In [None]:
from catminer.download import get_pub_info, get_Elsevier_XML
from catminer.preprocess import Elsevier_to_sentences
import pandas as pd
import requests
import json
import time
import os

# set the current working directory to be the same as the file
os.path.abspath('')

In this tutorial, we will use the CatMiner package to download one of our lab's papers in XML format and then convert it into a plain text file. First, we will simply define the DOI, and retrieve the publisher information and open-access status using the CrossRef API. 

In [None]:
doi = '10.1016/j.apcatb.2015.11.002'
dois = [doi] # To target multiple DOIs, append them to this list
pub_info = get_pub_info([doi])
print(pub_info)

From the pub_info dictionary, we can see that this article was published by Elsevier, and that it is not open-access.
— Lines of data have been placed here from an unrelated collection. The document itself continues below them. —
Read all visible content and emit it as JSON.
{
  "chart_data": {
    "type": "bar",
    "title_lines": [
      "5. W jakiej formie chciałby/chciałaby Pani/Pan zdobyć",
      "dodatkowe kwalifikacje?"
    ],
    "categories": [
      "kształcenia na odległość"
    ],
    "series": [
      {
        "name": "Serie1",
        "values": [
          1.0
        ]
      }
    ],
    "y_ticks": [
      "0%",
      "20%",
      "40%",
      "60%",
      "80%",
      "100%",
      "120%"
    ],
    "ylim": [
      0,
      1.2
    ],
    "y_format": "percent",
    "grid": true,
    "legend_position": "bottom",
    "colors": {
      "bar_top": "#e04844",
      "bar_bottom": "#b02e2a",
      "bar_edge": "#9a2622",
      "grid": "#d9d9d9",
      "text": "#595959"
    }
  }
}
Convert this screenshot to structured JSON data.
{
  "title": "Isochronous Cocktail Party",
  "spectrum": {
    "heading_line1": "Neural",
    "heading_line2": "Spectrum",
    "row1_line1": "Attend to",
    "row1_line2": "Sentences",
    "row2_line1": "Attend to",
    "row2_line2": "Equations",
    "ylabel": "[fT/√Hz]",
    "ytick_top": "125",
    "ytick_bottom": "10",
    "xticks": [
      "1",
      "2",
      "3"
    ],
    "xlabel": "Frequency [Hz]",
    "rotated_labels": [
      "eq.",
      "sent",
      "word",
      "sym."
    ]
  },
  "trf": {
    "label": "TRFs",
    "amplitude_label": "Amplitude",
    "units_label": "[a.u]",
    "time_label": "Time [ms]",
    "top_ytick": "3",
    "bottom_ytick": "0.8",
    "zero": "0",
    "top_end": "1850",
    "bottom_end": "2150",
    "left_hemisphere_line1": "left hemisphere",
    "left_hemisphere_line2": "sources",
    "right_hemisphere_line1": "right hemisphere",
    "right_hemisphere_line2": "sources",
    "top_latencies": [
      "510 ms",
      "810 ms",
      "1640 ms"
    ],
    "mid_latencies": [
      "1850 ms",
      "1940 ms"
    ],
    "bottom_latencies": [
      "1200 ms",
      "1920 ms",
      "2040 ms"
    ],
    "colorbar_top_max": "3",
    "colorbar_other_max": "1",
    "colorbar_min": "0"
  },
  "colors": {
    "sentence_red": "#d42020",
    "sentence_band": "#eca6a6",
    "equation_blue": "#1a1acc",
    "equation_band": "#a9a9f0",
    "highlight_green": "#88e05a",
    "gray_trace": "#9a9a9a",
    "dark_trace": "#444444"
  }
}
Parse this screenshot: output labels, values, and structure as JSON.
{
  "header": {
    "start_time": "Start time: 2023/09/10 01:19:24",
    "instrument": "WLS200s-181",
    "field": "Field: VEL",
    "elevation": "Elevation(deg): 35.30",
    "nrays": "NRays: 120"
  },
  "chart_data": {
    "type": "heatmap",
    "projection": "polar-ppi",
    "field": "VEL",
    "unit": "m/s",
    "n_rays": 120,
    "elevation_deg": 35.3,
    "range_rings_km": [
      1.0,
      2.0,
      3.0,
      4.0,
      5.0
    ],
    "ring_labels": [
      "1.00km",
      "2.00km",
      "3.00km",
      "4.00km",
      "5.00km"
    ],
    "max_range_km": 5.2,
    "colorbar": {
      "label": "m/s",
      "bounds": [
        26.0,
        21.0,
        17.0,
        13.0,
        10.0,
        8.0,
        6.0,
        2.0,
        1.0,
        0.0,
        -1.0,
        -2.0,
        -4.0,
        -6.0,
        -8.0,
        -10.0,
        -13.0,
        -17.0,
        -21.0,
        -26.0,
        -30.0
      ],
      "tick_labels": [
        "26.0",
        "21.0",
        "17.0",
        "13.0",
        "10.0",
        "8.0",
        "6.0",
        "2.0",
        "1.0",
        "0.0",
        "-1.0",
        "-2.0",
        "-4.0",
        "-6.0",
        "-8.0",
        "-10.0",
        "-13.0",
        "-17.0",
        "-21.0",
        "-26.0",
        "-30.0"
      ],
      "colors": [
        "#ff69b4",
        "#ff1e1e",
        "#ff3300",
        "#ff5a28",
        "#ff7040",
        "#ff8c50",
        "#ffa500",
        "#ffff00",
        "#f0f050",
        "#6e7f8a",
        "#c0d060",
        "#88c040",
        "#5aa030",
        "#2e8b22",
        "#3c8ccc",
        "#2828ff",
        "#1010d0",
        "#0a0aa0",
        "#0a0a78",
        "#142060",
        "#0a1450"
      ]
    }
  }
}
We can thus use function get_Elsevier_XML to download the associated XML file. By default, this function will download the XML to 'XMLs/Elsevier', creating the folder if it does not exist. 

This function uses the Elsevier API, and so you must obtain and provide an API key. Instructions for doing so can be found here: https://dev.elsevier.com/. After obtaining a key, replace the 'PLACEHOLDER' variable below with your key string. 

In [None]:
get_Elsevier_XML(dois, key='PLACEHOLDER')

An XML copy of the article should now be downloaded. However, CatMiner is designed to accept a plain text file. We can lastly use features from the ChemDataExtractor package (http://chemdataextractor.org/), called through CatMiner preprocessing functions, to process this XML file into plain text. First, we will create the folder to write the plain text file to. After running our Elsevier_to_sentences function, we finish by deleting the intermediate files that were generated. These intermediate files should contain the plain text, but not separated line-by-line into sentences. 

In [None]:
# Create the directory to save sentence files in
if not os.path.exists('sentences'):
    os.makedirs('sentences')

# Convert files from markup language into text file inputs for CatMiner
Elsevier_to_sentences('XMLs/Elsevier/', 'sentences/')

# Delete the intermediate files that were generated. These should contain the plain text, but not separated line-by-line into sentences
for file in os.listdir('sentences'):
    if 'continuous' in file:
        os.remove(os.path.join('sentences', file))